Atualmente o MP baiano apareceu em 22° lugar no último ranking do último trimestre no Portal da Transparência. Na sua avaliação, quais são as chances da Bahia aparecer melhor colocada nas próximas avaliações? E você vê um motivo pelo qual o MP-BA teve esse posicionamento? 
Eu não tenho como mensurar as chances. Isso depende muito mais de uma postura da gestão da instituição. O que eu posso pontuar a respeito é que o MP tem como uma das suas metas de gestão estratégica a transparência dos órgãos públicos e, inclusive, foi premiado por essa meta recentemente. E que se o CNMP está vendo essa necessidade de melhora, que a gente deva aprimorar essa questão da transparência dentro da própria instituição. Eu acho que precisamos avançar nesse ranking, mas não tenho exatamente como mensurar as chances porque é necessário uma mudança de postura para se adequar ao que o CNMP exige. Eu sei que são vários os critérios analisados, então não vejo um motivo específico.
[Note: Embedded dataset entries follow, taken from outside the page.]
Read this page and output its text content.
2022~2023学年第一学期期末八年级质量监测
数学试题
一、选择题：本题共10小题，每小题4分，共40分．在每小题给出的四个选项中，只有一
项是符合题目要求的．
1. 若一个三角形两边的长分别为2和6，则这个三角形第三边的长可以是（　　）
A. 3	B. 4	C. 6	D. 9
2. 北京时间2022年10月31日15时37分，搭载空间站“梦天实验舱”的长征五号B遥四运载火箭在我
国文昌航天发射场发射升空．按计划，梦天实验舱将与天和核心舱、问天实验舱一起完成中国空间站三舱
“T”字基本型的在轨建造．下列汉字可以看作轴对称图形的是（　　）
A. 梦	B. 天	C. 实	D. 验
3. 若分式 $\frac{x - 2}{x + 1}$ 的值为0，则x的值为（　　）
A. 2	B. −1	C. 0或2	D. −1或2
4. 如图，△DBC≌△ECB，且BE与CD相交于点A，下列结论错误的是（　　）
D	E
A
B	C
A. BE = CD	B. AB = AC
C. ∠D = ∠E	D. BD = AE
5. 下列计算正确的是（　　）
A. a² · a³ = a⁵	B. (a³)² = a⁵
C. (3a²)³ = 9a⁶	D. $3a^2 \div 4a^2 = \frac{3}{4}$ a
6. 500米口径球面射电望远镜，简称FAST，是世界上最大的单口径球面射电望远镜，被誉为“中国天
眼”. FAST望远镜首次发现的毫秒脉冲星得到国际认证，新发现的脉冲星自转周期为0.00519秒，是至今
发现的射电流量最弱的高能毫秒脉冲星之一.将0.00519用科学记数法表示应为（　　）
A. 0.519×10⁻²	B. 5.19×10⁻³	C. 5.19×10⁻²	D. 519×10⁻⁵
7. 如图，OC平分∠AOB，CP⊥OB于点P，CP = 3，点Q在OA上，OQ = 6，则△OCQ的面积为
Com certeza tem muita coisa a melhorar em publicação de atas, em fornecimento de informações. A gente espera que a procuradoria-geral avance nesse sentido em resposta aos expedientes, mas com certeza precisamos implementar a meta dentro da instituição.
 
A sua gestão completou um ano em junho. Que avaliação a senhora faz do seu período frente a associação? Qual a diferença da Ampeb de hoje para a que a senhora assumiu do ex-presidente?
Posso dizer que as gestões anteriores da Ampeb sempre encontraram um desafio e foram melhorando e as subsequentes, a partir dessa melhora, conseguem desenvolver uma atividade ainda mais aperfeiçoada. Eu encontrei a Ampeb com um aspecto gerencial muito bom, muito organizado, especialmente em relação a finanças, a pessoal, e isso possibilita sempre avançar. Entretanto, o fato de encontrar bom não nos autoriza cruzar os braços. Mas com certeza encontramos a AMPEB em uma situação de organização favorável para que pudéssemos continuar exercendo as funções, que são muitas, não apenas de congraçamento dos associados, temos também a prestação de serviço jurídico, intermediação de serviços, questão jurídica em processos administrativos, defesa de ataques pessoais que o membro do MP possa ter sofrido, entre outros. O momento político tem intensificado a necessidade de atuação institucional em um nível nacional. O momento externo ele já dá uma ideia de como vai ser a gestão. Essa questão da crise político e econômica, o “boom” legislativo de projetos de leis que estavam tramitando há muito tempo voltaram e essa atuação institucional em âmbito nacional teve que ser intensificada naturalmente, por causa dessa demanda. O que eu posso dizer de marca, de diferente, na atual diretoria é que a gente tem buscado aprimorar a comunicação. Com os associados, veículos de imprensa e com a própria sociedade.